The Struggle Making TV Series Finales

Mo Ryan talking about TV series finales:

Battle stations: I generally liked the “Lost” and “Battlestar Galactica” finales. As noted, I didn’t love the “Breaking Bad” finale. But here’s the kicker: I unequivocally love those shows. And a few decades of TV-watching and a decade of watching reactions to high-profile finales at close range has taught me to lower my expectations when it comes to endings. I don’t hope for a home run; I hope for a solid single or a double.

I dove deep on finales last year around the time Breaking Bad ended. I generally agree with Ryan in her theory that finales only need to be OK and not great. Expectations are wildly too high these days, but that applies everywhere, not just to TV. Movies, sports, video games and everything in between is criticized at such a high level since the interweb gives everyone a voice and platform.

Ryan mentions that “finales never rank in the top 10 of a show’s run”, which makes total sense. Most TV finales set out to wrap up a show with as few loose ends as possible. This is incredibly unnatural since life never works out like this. Think about like college graduation, which is probably the closest to “everyone going their separate ways” in a real-life scenario. Everyone doesn’t move all at the same time. Some people don’t move at all. But it definitely doesn’t just all wrap-up cleanly at the same time.

Finding the right balance between satisfying the story and satisfying fans is also very hard. How I Met Your Mother went to great lengths to promote some semblance of continuity from earlier seasons, but it left many fans annoyed as a result. Breaking Bad didn’t come with a dozen twists and turns at the end, and didn’t end with every answer given to every single detail. That bothered some fans, while others were happy to see the main character get an ending, and considered the rest to be just gravy.
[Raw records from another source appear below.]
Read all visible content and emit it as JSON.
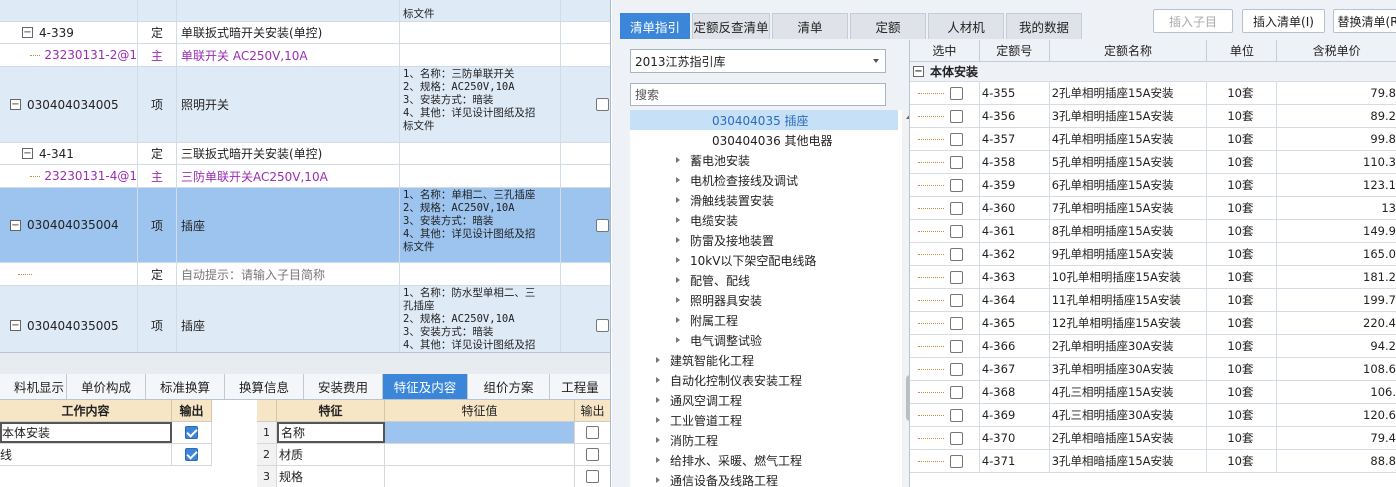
{
  "grid": {
    "rows": [
      {
        "kind": "item-tail",
        "feature": "标文件"
      },
      {
        "kind": "quota",
        "code": "4-339",
        "type": "定",
        "name": "单联扳式暗开关安装(单控)"
      },
      {
        "kind": "material",
        "code": "23230131-2@1",
        "type": "主",
        "name": "单联开关 AC250V,10A"
      },
      {
        "kind": "item",
        "code": "030404034005",
        "type": "项",
        "name": "照明开关",
        "feature": "1、名称：三防单联开关\n2、规格：AC250V,10A\n3、安装方式：暗装\n4、其他：详见设计图纸及招\n标文件"
      },
      {
        "kind": "quota",
        "code": "4-341",
        "type": "定",
        "name": "三联扳式暗开关安装(单控)"
      },
      {
        "kind": "material",
        "code": "23230131-4@1",
        "type": "主",
        "name": "三防单联开关AC250V,10A"
      },
      {
        "kind": "selected",
        "code": "030404035004",
        "type": "项",
        "name": "插座",
        "feature": "1、名称：单相二、三孔插座\n2、规格：AC250V,10A\n3、安装方式：暗装\n4、其他：详见设计图纸及招\n标文件"
      },
      {
        "kind": "hint",
        "type": "定",
        "name": "自动提示：请输入子目简称"
      },
      {
        "kind": "item",
        "code": "030404035005",
        "type": "项",
        "name": "插座",
        "feature": "1、名称：防水型单相二、三\n孔插座\n2、规格：AC250V,10A\n3、安装方式：暗装\n4、其他：详见设计图纸及招"
      }
    ]
  },
  "bottom_tabs": [
    {
      "label": "料机显示",
      "active": false
    },
    {
      "label": "单价构成",
      "active": false
    },
    {
      "label": "标准换算",
      "active": false
    },
    {
      "label": "换算信息",
      "active": false
    },
    {
      "label": "安装费用",
      "active": false
    },
    {
      "label": "特征及内容",
      "active": true
    },
    {
      "label": "组价方案",
      "active": false
    },
    {
      "label": "工程量",
      "active": false
    }
  ],
  "work_content": {
    "headers": [
      "工作内容",
      "输出"
    ],
    "rows": [
      {
        "text": "本体安装",
        "checked": true
      },
      {
        "text": "线",
        "checked": true
      }
    ]
  },
  "features": {
    "headers": [
      "特征",
      "特征值",
      "输出"
    ],
    "rows": [
      {
        "no": "1",
        "name": "名称",
        "value": "",
        "checked": false
      },
      {
        "no": "2",
        "name": "材质",
        "value": "",
        "checked": false
      },
      {
        "no": "3",
        "name": "规格",
        "value": "",
        "checked": false
      }
    ]
  },
  "right_tabs": [
    {
      "label": "清单指引",
      "active": true
    },
    {
      "label": "定额反查清单",
      "active": false
    },
    {
      "label": "清单",
      "active": false
    },
    {
      "label": "定额",
      "active": false
    },
    {
      "label": "人材机",
      "active": false
    },
    {
      "label": "我的数据",
      "active": false
    }
  ],
  "toolbar": {
    "insert_sub": "插入子目",
    "insert_list": "插入清单(I)",
    "replace_list": "替换清单(R"
  },
  "library": {
    "selected": "2013江苏指引库"
  },
  "search": {
    "placeholder": "搜索"
  },
  "tree": [
    {
      "label": "030404035  插座",
      "level": 2,
      "selected": true,
      "arrow": false
    },
    {
      "label": "030404036  其他电器",
      "level": 2,
      "selected": false,
      "arrow": false
    },
    {
      "label": "蓄电池安装",
      "level": 1,
      "selected": false,
      "arrow": true
    },
    {
      "label": "电机检查接线及调试",
      "level": 1,
      "selected": false,
      "arrow": true
    },
    {
      "label": "滑触线装置安装",
      "level": 1,
      "selected": false,
      "arrow": true
    },
    {
      "label": "电缆安装",
      "level": 1,
      "selected": false,
      "arrow": true
    },
    {
      "label": "防雷及接地装置",
      "level": 1,
      "selected": false,
      "arrow": true
    },
    {
      "label": "10kV以下架空配电线路",
      "level": 1,
      "selected": false,
      "arrow": true
    },
    {
      "label": "配管、配线",
      "level": 1,
      "selected": false,
      "arrow": true
    },
    {
      "label": "照明器具安装",
      "level": 1,
      "selected": false,
      "arrow": true
    },
    {
      "label": "附属工程",
      "level": 1,
      "selected": false,
      "arrow": true
    },
    {
      "label": "电气调整试验",
      "level": 1,
      "selected": false,
      "arrow": true
    },
    {
      "label": "建筑智能化工程",
      "level": 0,
      "selected": false,
      "arrow": true
    },
    {
      "label": "自动化控制仪表安装工程",
      "level": 0,
      "selected": false,
      "arrow": true
    },
    {
      "label": "通风空调工程",
      "level": 0,
      "selected": false,
      "arrow": true
    },
    {
      "label": "工业管道工程",
      "level": 0,
      "selected": false,
      "arrow": true
    },
    {
      "label": "消防工程",
      "level": 0,
      "selected": false,
      "arrow": true
    },
    {
      "label": "给排水、采暖、燃气工程",
      "level": 0,
      "selected": false,
      "arrow": true
    },
    {
      "label": "通信设备及线路工程",
      "level": 0,
      "selected": false,
      "arrow": true
    }
  ],
  "quota_grid": {
    "headers": [
      "选中",
      "定额号",
      "定额名称",
      "单位",
      "含税单价"
    ],
    "group": "本体安装",
    "rows": [
      {
        "code": "4-355",
        "name": "2孔单相明插座15A安装",
        "unit": "10套",
        "price": "79.8"
      },
      {
        "code": "4-356",
        "name": "3孔单相明插座15A安装",
        "unit": "10套",
        "price": "89.2"
      },
      {
        "code": "4-357",
        "name": "4孔单相明插座15A安装",
        "unit": "10套",
        "price": "99.8"
      },
      {
        "code": "4-358",
        "name": "5孔单相明插座15A安装",
        "unit": "10套",
        "price": "110.3"
      },
      {
        "code": "4-359",
        "name": "6孔单相明插座15A安装",
        "unit": "10套",
        "price": "123.1"
      },
      {
        "code": "4-360",
        "name": "7孔单相明插座15A安装",
        "unit": "10套",
        "price": "13"
      },
      {
        "code": "4-361",
        "name": "8孔单相明插座15A安装",
        "unit": "10套",
        "price": "149.9"
      },
      {
        "code": "4-362",
        "name": "9孔单相明插座15A安装",
        "unit": "10套",
        "price": "165.0"
      },
      {
        "code": "4-363",
        "name": "10孔单相明插座15A安装",
        "unit": "10套",
        "price": "181.2"
      },
      {
        "code": "4-364",
        "name": "11孔单相明插座15A安装",
        "unit": "10套",
        "price": "199.7"
      },
      {
        "code": "4-365",
        "name": "12孔单相明插座15A安装",
        "unit": "10套",
        "price": "220.4"
      },
      {
        "code": "4-366",
        "name": "2孔单相明插座30A安装",
        "unit": "10套",
        "price": "94.2"
      },
      {
        "code": "4-367",
        "name": "3孔单相明插座30A安装",
        "unit": "10套",
        "price": "108.6"
      },
      {
        "code": "4-368",
        "name": "4孔三相明插座15A安装",
        "unit": "10套",
        "price": "106."
      },
      {
        "code": "4-369",
        "name": "4孔三相明插座30A安装",
        "unit": "10套",
        "price": "120.6"
      },
      {
        "code": "4-370",
        "name": "2孔单相暗插座15A安装",
        "unit": "10套",
        "price": "79.4"
      },
      {
        "code": "4-371",
        "name": "3孔单相暗插座15A安装",
        "unit": "10套",
        "price": "88.8"
      }
    ]
  }
}
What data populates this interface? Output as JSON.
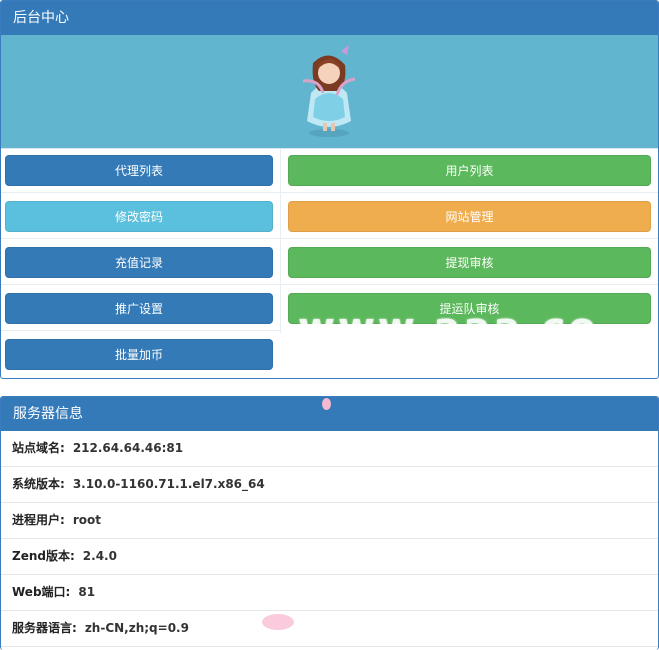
{
  "admin": {
    "title": "后台中心",
    "buttons": [
      {
        "label": "代理列表",
        "style": "primary"
      },
      {
        "label": "用户列表",
        "style": "success"
      },
      {
        "label": "修改密码",
        "style": "info"
      },
      {
        "label": "网站管理",
        "style": "warning"
      },
      {
        "label": "充值记录",
        "style": "primary"
      },
      {
        "label": "提现审核",
        "style": "success"
      },
      {
        "label": "推广设置",
        "style": "primary"
      },
      {
        "label": "提运队审核",
        "style": "success"
      },
      {
        "label": "批量加币",
        "style": "primary"
      }
    ],
    "watermark": "www.aaa.co"
  },
  "server": {
    "title": "服务器信息",
    "rows": [
      {
        "key": "站点域名:",
        "value": "212.64.64.46:81"
      },
      {
        "key": "系统版本:",
        "value": "3.10.0-1160.71.1.el7.x86_64"
      },
      {
        "key": "进程用户:",
        "value": "root"
      },
      {
        "key": "Zend版本:",
        "value": "2.4.0"
      },
      {
        "key": "Web端口:",
        "value": "81"
      },
      {
        "key": "服务器语言:",
        "value": "zh-CN,zh;q=0.9"
      }
    ]
  },
  "colors": {
    "primary": "#337ab7",
    "success": "#5cb85c",
    "info": "#5bc0de",
    "warning": "#f0ad4e",
    "heading": "#347ab9",
    "avatar_bg": "#62b5cf"
  },
  "icons": {
    "avatar": "character-avatar-icon"
  }
}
It seem like sitcoms mess up more frequently than dramas. Shows like Roseanne and Seinfeld opted for more ludicrous twists and turns and both are memorably horrible endings. But in the grand scheme of things the Seinfeld finale is just one forgettable episode from a show that had dozens of absolute home runs. Which is why Ryan got it right, play it safe and don’t swing for the fences and you will probably do as well as you can. Finales matter in the moment much more that the body of work. Movies are just 90-180 minute long generally, and a disappointing ending can sink that experience. But after years, and dozens of episodes, it’s hard to hold a single episode up against a whole series.